İbret alınacak örnekler önümüzde duruyor. Japonya bize göre kat be kat şiddetli depremlere uğruyor ama ne binaları yıkılıyor ne de can kayıpları oluyor. Neden? Çünkü rehberleri ilim, kuralları sağlam. Aklediyor, ibret alıyor, düşünüp buluyor ve uyguluyorlar da ondan.

Şu sıralarda ülkemizde bulunan ve Türkçemizi de gayet güzel anlayıp konuşan Japon Deprem Uzmanı  Yoshinori Moriwaki’ye soruldu:

“- Japonya’da kurallara uymayan müteahhitlere nasıl bir ceza verilir?”

“- Ceza verilmez; çünkü herkes kurallara uyar!..”

Bu arada Japonya’da, Almanya’da atılan bina temellerinin nasıl atılıp iskeletlerinin, kolon ve kirişlerinin nasıl yapıldığını, malzemeden hiç ama hiç kaçılmadığını, yolların alt yapılarının nasıl hazırladığını, her işin bir hesaba göre, mühendislik biliminin, toprak yapısının, risk faktörlerinin inceliklerine göre yapıldığını gösteren videolar da yayınlandı. Yurt dışına gittiğimiz zaman da zaten gördük, biliyoruz.

Yine Kur’an-ı Kerime dönelim: “İşte Allah bilmeyen, bilmek istemeyen ve İLİMDEN UZAK OLANLARIN KALPLERİNİ MÜHÜRLER!” (Rum Suresi, Ayet 59)

Öyle anlaşılıyor ki başta siyasilerimiz olmak üzere millet olarak hepimizin kalbi mühürlü, kulaklarımız sağır, dillerimiz lal, gözlerimiz kör! Öyle olmasaydı olanlardan ders alır ve benzer afetlerde büyük kayıplara uğramaz, “Kader Planı” diyerek kolayına kaçıp sorumluluktan kurtulduğumuzu sanmazdık. Öyle ki, daha çok birtakım rivayetlerle efsaneleri kendine has üslubuyla anlatarak belli bir dinleyici kitlesini peşinden sürükleyen Prof. Dr. Nihat Hatiboğlu bile “Bu yaşananlara kader denemez. Bilim yolundan gitmeliyiz” diye açıklama yaptı. Doğru olan budur.

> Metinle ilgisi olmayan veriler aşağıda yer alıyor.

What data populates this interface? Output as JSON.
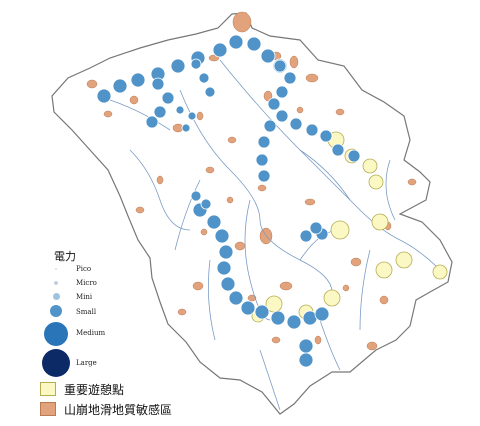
{
  "legend": {
    "title": "電力",
    "power_classes": [
      {
        "label": "Pico",
        "color": "#d8dee6"
      },
      {
        "label": "Micro",
        "color": "#c2cfdc"
      },
      {
        "label": "Mini",
        "color": "#9ec3e0"
      },
      {
        "label": "Small",
        "color": "#4f93c9"
      },
      {
        "label": "Medium",
        "color": "#2a74b8"
      },
      {
        "label": "Large",
        "color": "#0c2a66"
      }
    ],
    "tourist_spot": {
      "label": "重要遊憩點",
      "color": "#fbf8c4",
      "stroke": "#b5ad55"
    },
    "landslide_area": {
      "label": "山崩地滑地質敏感區",
      "color": "#e2a37c",
      "stroke": "#b87a55"
    }
  },
  "colors": {
    "boundary": "#777777",
    "river": "#7b9cc4",
    "site_fill": "#4f93c9",
    "site_stroke": "#ffffff"
  }
}
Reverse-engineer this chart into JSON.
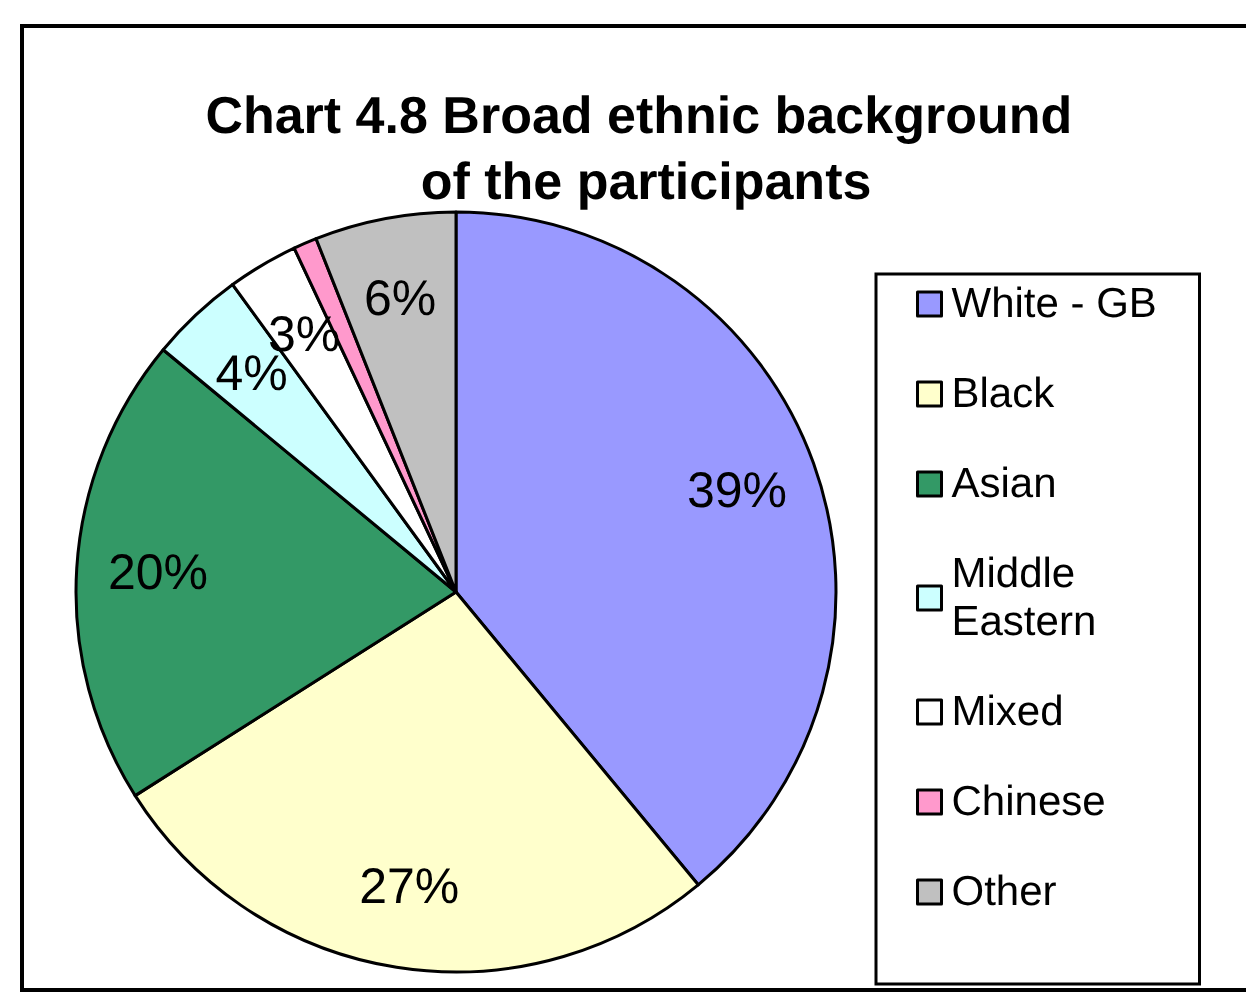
{
  "chart_data": {
    "type": "pie",
    "title": "Chart 4.8 Broad ethnic background of the participants",
    "categories": [
      "White - GB",
      "Black",
      "Asian",
      "Middle Eastern",
      "Mixed",
      "Chinese",
      "Other"
    ],
    "values": [
      39,
      27,
      20,
      4,
      3,
      1,
      6
    ],
    "colors": [
      "#9999ff",
      "#ffffcc",
      "#339966",
      "#ccffff",
      "#ffffff",
      "#ff99cc",
      "#c0c0c0"
    ],
    "value_labels": [
      "39%",
      "27%",
      "20%",
      "4%",
      "3%",
      null,
      "6%"
    ],
    "legend": "right"
  }
}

İstatistikler açıklanıyor. Türkiye’de 453 bin müteahhit iş yapıyormuş. Tabir yerinde ise ipini koparan müteahhitlik yapabiliyor. Sıkı durun, Avrupa ülkelerinin tamamında ise yalnızca 25 bin müteahhit var. Yine soruyorum; olacak iş mi bu? Neden böyle oluyor?

Son deprem felaketi bir defa daha gösterdi ki milletimiz henüz yardımlaşma ve dayanışma melekesini kaybetmemiş. Yurdumuzun her bölgesinde adeta bir seferberlik ilan edildi. Bu çok güzel ama deprem bölgesinde yaşanan bazı yağma ve talan hareketlerine de üzüldük. Yapanlara ibretlik cezalar verilmeli. Yalnız, siyasi anlayışların pespayeliğini, kraldan çok kralcı olarak ifade edilebilecek bürokrat ya da görevlilerin yakışık almayan davranışlarını da yazmak zorundayız.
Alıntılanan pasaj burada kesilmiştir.